B) If you do the math and even take out dedicated rental buildings, there really aren't that many homes that are owned as a second place. It's about 15% of the total market, and a large chunk of that are cottages and lake houses away from the cities where people actually want to live.

The big place/small place issue is actually more of a problem than the the double ownership you're talking about. There are more total bedrooms in Canada than there are people, and once you account for couples usually sharing a bedroom, there's actually a ton of extra bedrooms across the country. The problem is that they're not distributed properly across the population, 4+ bedroom family homes that were bought to raise children are being kept for decades by empty-nest couples who don't want to downsize.

[–] [email protected] 1 points 12 hours ago (1 children)

But zero rentals is a feature, not a bug. Its the point. :)

Everyone gets a grace period, say 18 months, to sell their excess properties, and after that the state expropriates. Or landlord can opt in to expropriation during the grace period.
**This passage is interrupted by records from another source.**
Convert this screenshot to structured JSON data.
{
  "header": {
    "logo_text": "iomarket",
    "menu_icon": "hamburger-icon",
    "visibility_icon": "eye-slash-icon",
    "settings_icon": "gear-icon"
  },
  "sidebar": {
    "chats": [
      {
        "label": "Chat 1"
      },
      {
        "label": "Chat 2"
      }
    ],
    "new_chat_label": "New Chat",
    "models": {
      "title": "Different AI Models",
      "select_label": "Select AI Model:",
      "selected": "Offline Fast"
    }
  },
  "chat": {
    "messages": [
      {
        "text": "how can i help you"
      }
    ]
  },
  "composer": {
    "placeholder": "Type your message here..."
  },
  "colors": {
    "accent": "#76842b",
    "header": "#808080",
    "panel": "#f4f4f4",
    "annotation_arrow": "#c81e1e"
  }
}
The reimbursement they will get for the properties decreases during the grace period to incentivize people to do it earlier. Maybe almost nothing by the end. Then the state can run them directly or parcel to some structure to administer and fund for maintenance. Existing tenants get to stay where they are if they want.(

Presto chango we have massive public housing.

Idk about making old people move. Its really hard to do. Usually a terrible drama in their lives when forced. Where do you think they should all go?

I think if you were going to do it by bedroom, each person should get 1 room even in a couple because it isn't just about sleeping. A lot of people will appreciate an office or hobby room or something. It isn't healthy to be stuck in a room with another person all the time. I don't believe in penalizing people for being partnered. Welfare programs do it a lot and it really fucks with peoples lives. They have to chose between being "officially" partnered and getting full benefits as individuals, in which case their romantic relationship constitutes fraud. It also really enforces abusive situations because it enables control in bad situations. Imagine if your job could just cut your pay by 70% because they find out your in a LTR.

Canada is fucking huge we have enough space for each person to have 1 room.

[–] [email protected] 1 points 8 hours ago

My suggestion to add significant property taxes essentially does the same thing, since you're "renting" from the government when you pay those. Then it applies properly to everyone, and it's not some half cooked system that people can exploit.

[–] [email protected] 3 points 1 day ago* (last edited 1 day ago) (1 children)

That's true, rentals are important. So how about instead mom and pop landlords can rent a couple/small number of units, but anything above that you must register as a corporation and the tenants union gets to be on the board, and there are strong incentives to turn you into a housing cooperative. Let's throw in some more tenant protection legislation for good measure.

Basically, treat housing as a right, not as a financial asset, an investment, or a profit-driven enterprise.

[–] [email protected] 3 points 20 hours ago* (last edited 18 hours ago)

I agree with you on the second part, but even allowing a single home still keeps housing as an investment/profit generator.

You have to actually do something to force every owner to lose(or at least never make) money. Hence my original suggestion to heavily tax homes and return that to citizens equally.